Я слушала его, я счастливо смеялась, я смотрела на сына, собирая листы газет, и твердила про себя: "Ты, малыш, ничего не подозреваешь, но я отвоевала тебе твое добро". А Рено, истощив весь свой энтузиазм в восторженном рассказе, позволил мне переменить ему простыню, протереть черные от типографской краски пальцы полотенцем, смоченным одеколоном, и тут я заметила, что его сморил сон. Он провалился в забытье, на подушке вырисовывался его профиль; я нагнулась, поцеловала его, и он, полусонный, схватил мою руку и поднес ее к губам. А когда Рено заснул, он буквально преобразился у меня на глазах, и лицо его в течение доли секунды стало прежним лицом маленького мальчика. Вот тогда я поняла, что получила свою мзду.

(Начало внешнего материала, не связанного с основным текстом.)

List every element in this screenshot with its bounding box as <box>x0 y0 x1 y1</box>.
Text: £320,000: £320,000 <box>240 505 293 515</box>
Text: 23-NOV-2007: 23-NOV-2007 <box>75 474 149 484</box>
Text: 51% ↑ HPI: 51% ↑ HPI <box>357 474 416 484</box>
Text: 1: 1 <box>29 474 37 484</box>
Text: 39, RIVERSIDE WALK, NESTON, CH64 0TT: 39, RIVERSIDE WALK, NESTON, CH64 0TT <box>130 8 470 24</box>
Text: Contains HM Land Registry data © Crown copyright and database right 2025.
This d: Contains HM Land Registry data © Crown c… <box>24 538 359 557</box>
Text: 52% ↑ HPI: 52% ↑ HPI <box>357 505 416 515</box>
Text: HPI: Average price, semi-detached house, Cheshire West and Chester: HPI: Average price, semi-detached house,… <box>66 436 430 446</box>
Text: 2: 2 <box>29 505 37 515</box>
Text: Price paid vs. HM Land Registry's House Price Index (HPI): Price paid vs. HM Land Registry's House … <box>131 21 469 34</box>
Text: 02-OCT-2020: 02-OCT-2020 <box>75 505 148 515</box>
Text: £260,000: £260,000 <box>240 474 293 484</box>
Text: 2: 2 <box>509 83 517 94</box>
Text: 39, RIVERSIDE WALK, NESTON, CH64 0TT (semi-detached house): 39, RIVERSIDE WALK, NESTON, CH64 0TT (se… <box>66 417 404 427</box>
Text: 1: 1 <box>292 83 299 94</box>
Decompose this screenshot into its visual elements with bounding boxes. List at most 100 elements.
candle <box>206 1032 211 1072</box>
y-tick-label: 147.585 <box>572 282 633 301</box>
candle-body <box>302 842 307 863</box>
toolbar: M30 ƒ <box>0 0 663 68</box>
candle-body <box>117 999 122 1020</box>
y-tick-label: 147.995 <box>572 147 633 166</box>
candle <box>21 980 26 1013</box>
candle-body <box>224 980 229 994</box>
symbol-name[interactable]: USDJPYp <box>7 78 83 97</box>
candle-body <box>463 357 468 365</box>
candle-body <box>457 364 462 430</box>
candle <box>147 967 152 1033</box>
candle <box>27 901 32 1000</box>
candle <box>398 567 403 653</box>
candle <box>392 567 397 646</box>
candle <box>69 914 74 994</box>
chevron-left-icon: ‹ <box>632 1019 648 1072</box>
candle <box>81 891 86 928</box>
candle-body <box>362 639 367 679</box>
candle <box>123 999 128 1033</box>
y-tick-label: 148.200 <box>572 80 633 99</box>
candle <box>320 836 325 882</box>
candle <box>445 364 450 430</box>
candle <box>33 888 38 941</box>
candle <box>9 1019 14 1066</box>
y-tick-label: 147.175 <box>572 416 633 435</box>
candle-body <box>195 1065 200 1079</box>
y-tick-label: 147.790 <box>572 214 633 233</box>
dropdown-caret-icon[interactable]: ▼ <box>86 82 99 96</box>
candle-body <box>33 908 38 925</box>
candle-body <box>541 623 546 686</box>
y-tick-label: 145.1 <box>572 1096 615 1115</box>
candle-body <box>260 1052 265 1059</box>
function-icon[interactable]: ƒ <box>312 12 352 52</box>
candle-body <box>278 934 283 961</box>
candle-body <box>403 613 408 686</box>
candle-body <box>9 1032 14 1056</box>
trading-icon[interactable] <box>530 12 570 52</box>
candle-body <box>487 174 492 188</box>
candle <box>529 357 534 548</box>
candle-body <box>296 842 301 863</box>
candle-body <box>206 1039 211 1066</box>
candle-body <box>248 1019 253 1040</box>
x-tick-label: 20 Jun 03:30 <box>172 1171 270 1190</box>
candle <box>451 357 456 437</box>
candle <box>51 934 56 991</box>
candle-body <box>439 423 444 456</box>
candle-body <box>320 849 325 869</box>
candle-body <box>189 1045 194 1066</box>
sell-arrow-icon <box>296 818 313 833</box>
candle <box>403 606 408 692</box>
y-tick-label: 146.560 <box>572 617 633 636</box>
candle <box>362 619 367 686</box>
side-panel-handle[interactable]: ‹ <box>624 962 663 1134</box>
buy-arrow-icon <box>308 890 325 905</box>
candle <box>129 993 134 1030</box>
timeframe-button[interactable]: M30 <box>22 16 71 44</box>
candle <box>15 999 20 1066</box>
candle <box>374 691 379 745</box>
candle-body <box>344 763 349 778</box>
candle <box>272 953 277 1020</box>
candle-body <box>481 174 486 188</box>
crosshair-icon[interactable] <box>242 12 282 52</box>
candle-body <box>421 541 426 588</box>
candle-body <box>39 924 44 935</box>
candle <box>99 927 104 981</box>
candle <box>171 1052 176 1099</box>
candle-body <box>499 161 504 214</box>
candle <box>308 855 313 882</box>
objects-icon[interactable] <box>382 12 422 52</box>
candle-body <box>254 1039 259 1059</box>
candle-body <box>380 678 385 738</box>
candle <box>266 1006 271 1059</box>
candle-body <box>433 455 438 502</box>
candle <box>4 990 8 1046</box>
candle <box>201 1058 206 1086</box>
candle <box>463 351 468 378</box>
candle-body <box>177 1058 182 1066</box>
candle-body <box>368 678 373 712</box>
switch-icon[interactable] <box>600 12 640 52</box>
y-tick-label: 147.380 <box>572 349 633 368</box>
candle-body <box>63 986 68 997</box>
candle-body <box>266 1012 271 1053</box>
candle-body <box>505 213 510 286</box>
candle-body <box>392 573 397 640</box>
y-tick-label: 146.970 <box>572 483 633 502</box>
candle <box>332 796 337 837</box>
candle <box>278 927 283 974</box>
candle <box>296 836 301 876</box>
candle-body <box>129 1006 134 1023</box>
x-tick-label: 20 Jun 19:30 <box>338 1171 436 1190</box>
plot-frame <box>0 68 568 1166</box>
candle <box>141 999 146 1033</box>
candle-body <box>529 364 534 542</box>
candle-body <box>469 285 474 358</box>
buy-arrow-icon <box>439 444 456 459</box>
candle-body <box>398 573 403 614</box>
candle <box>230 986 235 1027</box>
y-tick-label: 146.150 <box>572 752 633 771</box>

Мне не пришлось долго ждать, чтобы увидеть, чем меня еще наградит судьба. На следующий день утром зазвонил телефон. Звонила мать, и голос ее звучал так четко и близко, что я удивилась такой прекрасной слышимости.
– Но я уже не там, я удрала из этого ужасного места, Агнесса. Я остановилась в отеле "Консул Марий". В десяти минутах езды от тебя, как мне объяснили.
– Совершенно верно, это у въезда в город. Я каждый день мимо проезжаю. А когда ты переехала?
– Я тебе все объясню.
– А как ты приехала?
– Я тебе все объясню,– повторила она.
– Хочешь, я к тебе заеду?
– Конечно, Агнесса. Я должна тебе кое-что вручить. Найдется у тебя свободная минутка сегодня?
Когда я приоткрыла дверь в комнату, где меня ждала мать, лежа в постели, я в первое мгновение подумала, что ошиблась номером – так она изменилась. Передо мной была совсем не та женщина, с которой я два часа беседовала в далеком курортном городке; но, оправившись от первого изумления, я вновь приоткрыла дверь и тут в спускавшихся сумерках узнала в этой лежавшей в постели полумертвой женщине свою мать.